Anti-depressants disrupt fish's brains

Jul 04, 2014
Anti-depressants disrupt fish's brains

Drugs designed to ease the symptoms of mental health problems such as depression, obsessive compulsive disorder and post-traumatic stress can have major disruptive effects on aquatic animals' brains, say scientists.

Anti-depressants are some of the most commonly prescribed drugs in the world. In 2012, there were more than 50 million of the drugs in the UK, and in some towns and cities as many as one in six of us are taking them.

In recent years, researchers have found increasing concentrations of the drugs in rivers around the world. Most of them find their way into waterways via sewage and waste water systems, from human waste or from people flushing unwanted prescriptions down the toilet.

A suite of new research, published in a special issue of the journal Aquatic Toxicology, points to mounting evidence that they could be damaging aquatic species.

Researchers have found that fish exposed to tiny concentrations of the drugs in the laboratory can become more aggressive, less cautious, and even lose their ability to camouflage.

In other , their ability to find food and reproduce was affected, their behaviour patterns were altered, and some became more attracted to light. There is also evidence that the drugs may disturb genes controlling the brain function of shrimp.

'In the 90s there was lots of concern about the so-called gender-bending properties of contraceptive drugs that were finding their way into our rivers,' says Dr Alex Ford from Portsmouth University, who edited the special issue.

Anti-depressants disrupt fish's brains
Signal crayfish.

'There is now substantial evidence from laboratory tests that anti-depressnats can affect animals' behaviour and basic functions even at the very low concentrations that they would be likely to encounter in the wild.'

Most anti-depressants work on the part of the brain which controls the amount of mood-influencing hormones released into the blood stream - usually serotonin. Many aquatic creatures also produce serotonin and appear to be sensitive to the effects of the drugs.

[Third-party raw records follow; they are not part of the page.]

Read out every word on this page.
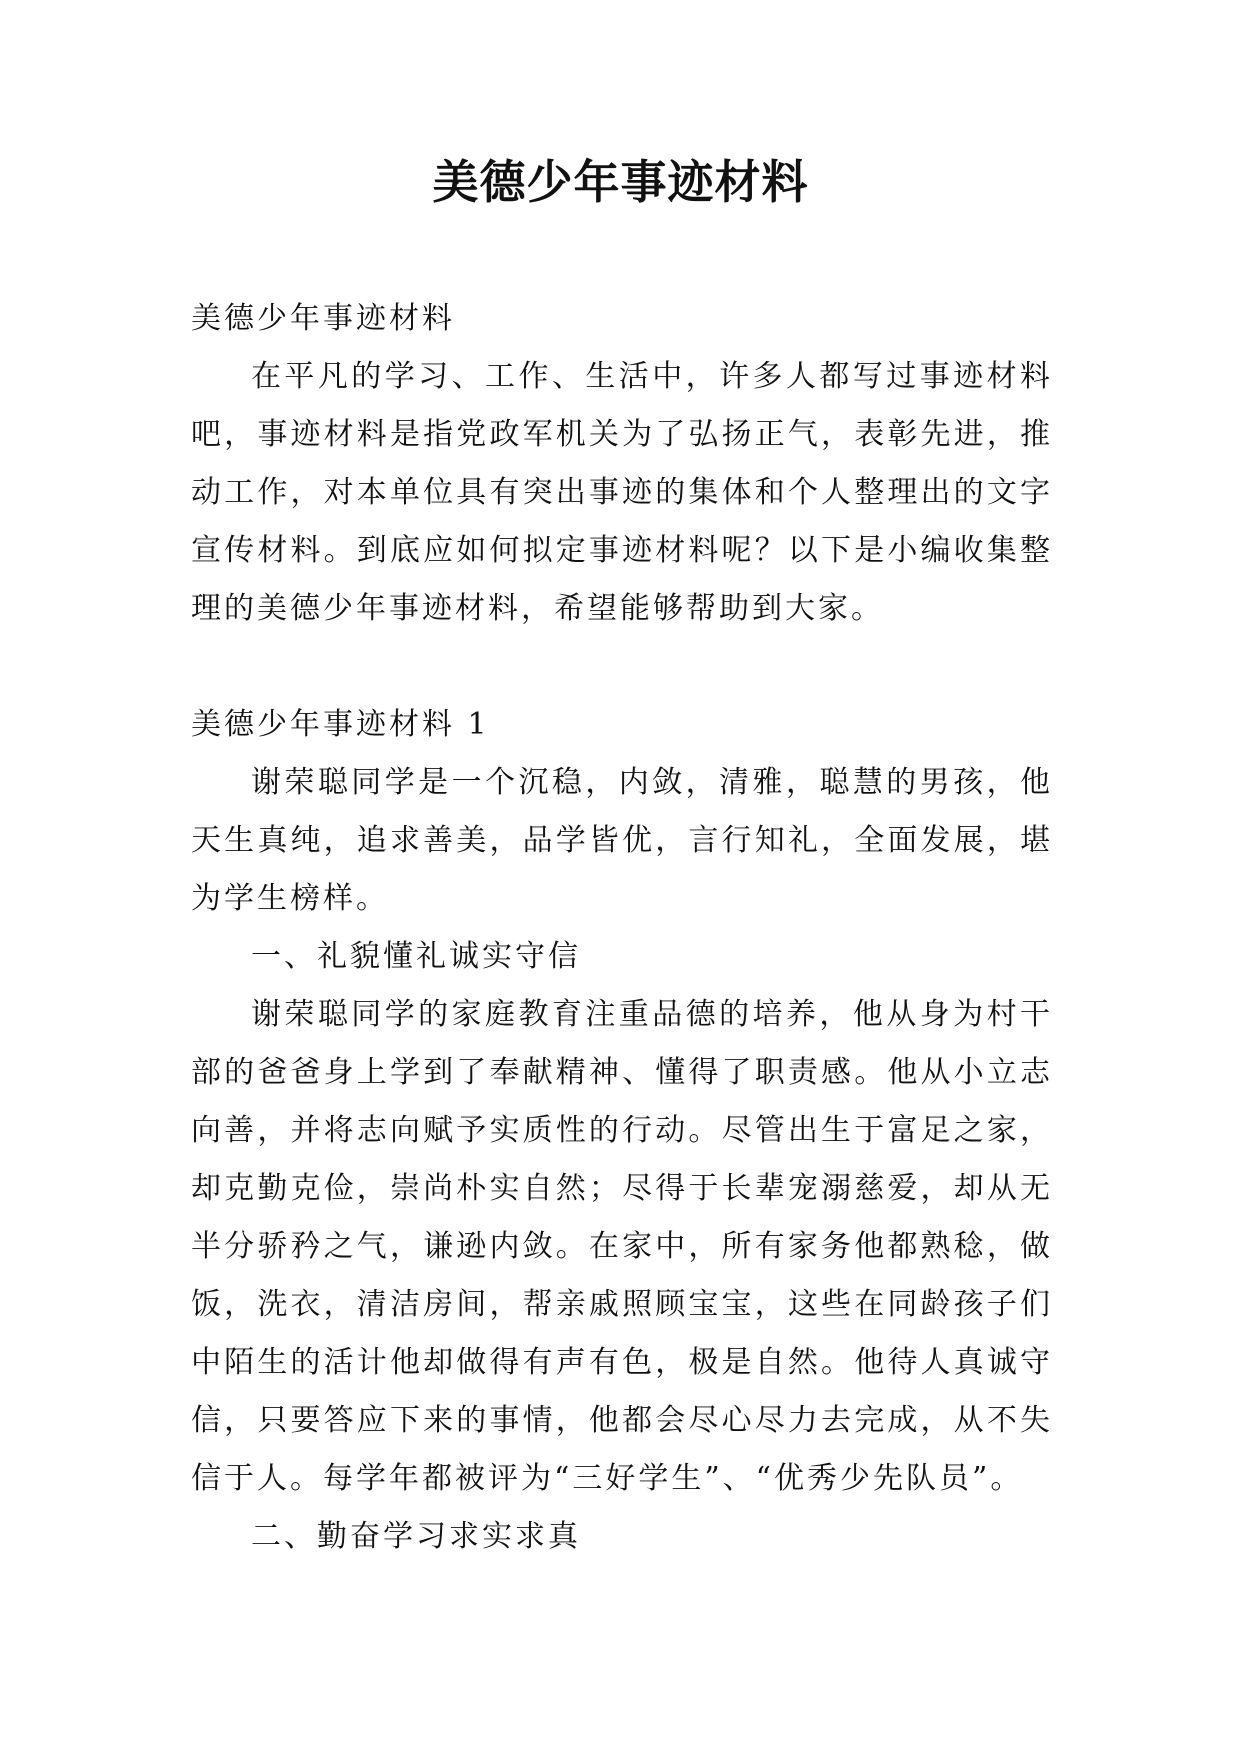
美德少年事迹材料

美德少年事迹材料

在平凡的学习、工作、生活中，许多人都写过事迹材料吧，事迹材料是指党政军机关为了弘扬正气，表彰先进，推动工作，对本单位具有突出事迹的集体和个人整理出的文字宣传材料。到底应如何拟定事迹材料呢？以下是小编收集整理的美德少年事迹材料，希望能够帮助到大家。

美德少年事迹材料 1

谢荣聪同学是一个沉稳，内敛，清雅，聪慧的男孩，他天生真纯，追求善美，品学皆优，言行知礼，全面发展，堪为学生榜样。

一、礼貌懂礼诚实守信

谢荣聪同学的家庭教育注重品德的培养，他从身为村干部的爸爸身上学到了奉献精神、懂得了职责感。他从小立志向善，并将志向赋予实质性的行动。尽管出生于富足之家，却克勤克俭，崇尚朴实自然；尽得于长辈宠溺慈爱，却从无半分骄矜之气，谦逊内敛。在家中，所有家务他都熟稔，做饭，洗衣，清洁房间，帮亲戚照顾宝宝，这些在同龄孩子们中陌生的活计他却做得有声有色，极是自然。他待人真诚守信，只要答应下来的事情，他都会尽心尽力去完成，从不失信于人。每学年都被评为“三好学生”、“优秀少先队员”。

二、勤奋学习求实求真
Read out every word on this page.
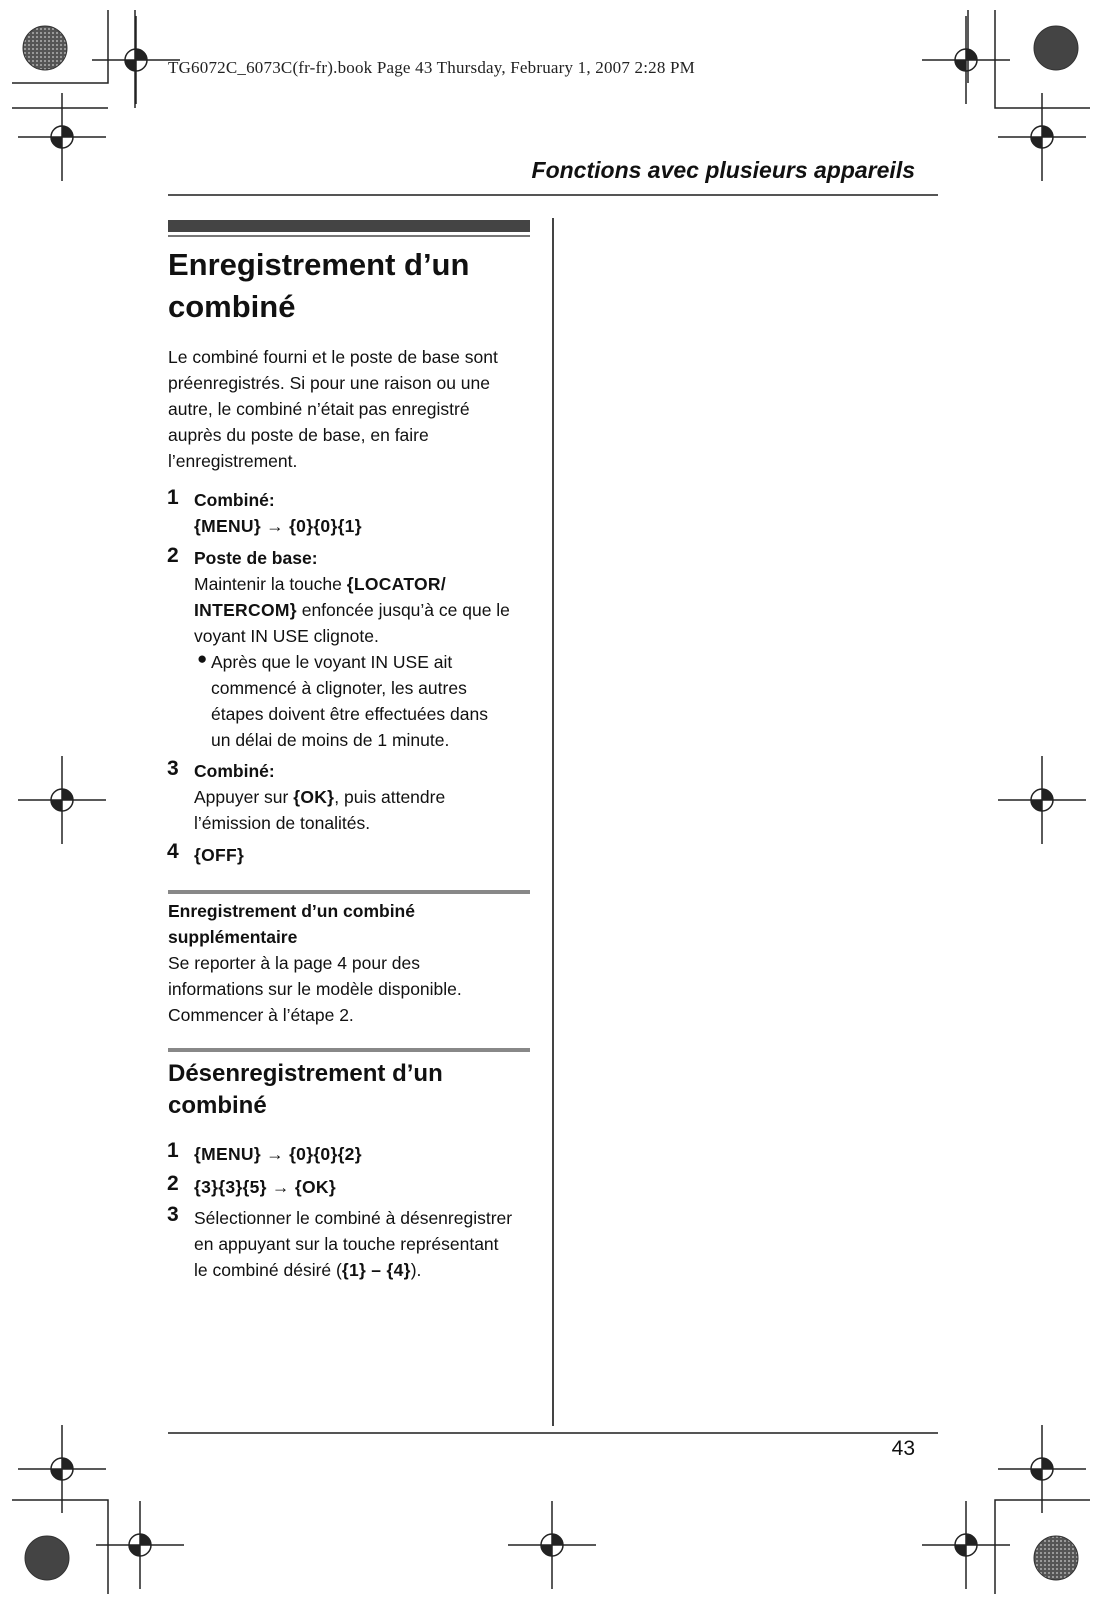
TG6072C_6073C(fr-fr).book Page 43 Thursday, February 1, 2007 2:28 PM
Fonctions avec plusieurs appareils
Enregistrement d’un
combiné
Le combiné fourni et le poste de base sont
préenregistrés. Si pour une raison ou une
autre, le combiné n’était pas enregistré
auprès du poste de base, en faire
l’enregistrement.
1 Combiné:
{MENU} → {0}{0}{1}
2 Poste de base:
Maintenir la touche {LOCATOR/
INTERCOM} enfoncée jusqu’à ce que le
voyant IN USE clignote.
● Après que le voyant IN USE ait
commencé à clignoter, les autres
étapes doivent être effectuées dans
un délai de moins de 1 minute.
3 Combiné:
Appuyer sur {OK}, puis attendre
l’émission de tonalités.
4 {OFF}
Enregistrement d’un combiné
supplémentaire
Se reporter à la page 4 pour des
informations sur le modèle disponible.
Commencer à l’étape 2.
Désenregistrement d’un
combiné
1 {MENU} → {0}{0}{2}
2 {3}{3}{5} → {OK}
3 Sélectionner le combiné à désenregistrer
en appuyant sur la touche représentant
le combiné désiré ({1} – {4}).
43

In one experiment, a shrimp was placed in a test-tube which was then lowered into a tank with cuttlefish. Whereas fish not exposed to the drugs would soon give up on the unobtainable snack, those exposed to the anti-depressant continued to slam into the tube, wasting vital energy in the process.

In another, a group of male crayfish became more aggressive - fights lasted longer and rates of female mortality rose sharply. There was even evidence that the ability of cuttlefish to camouflage against their backdrop was hampered by the drugs.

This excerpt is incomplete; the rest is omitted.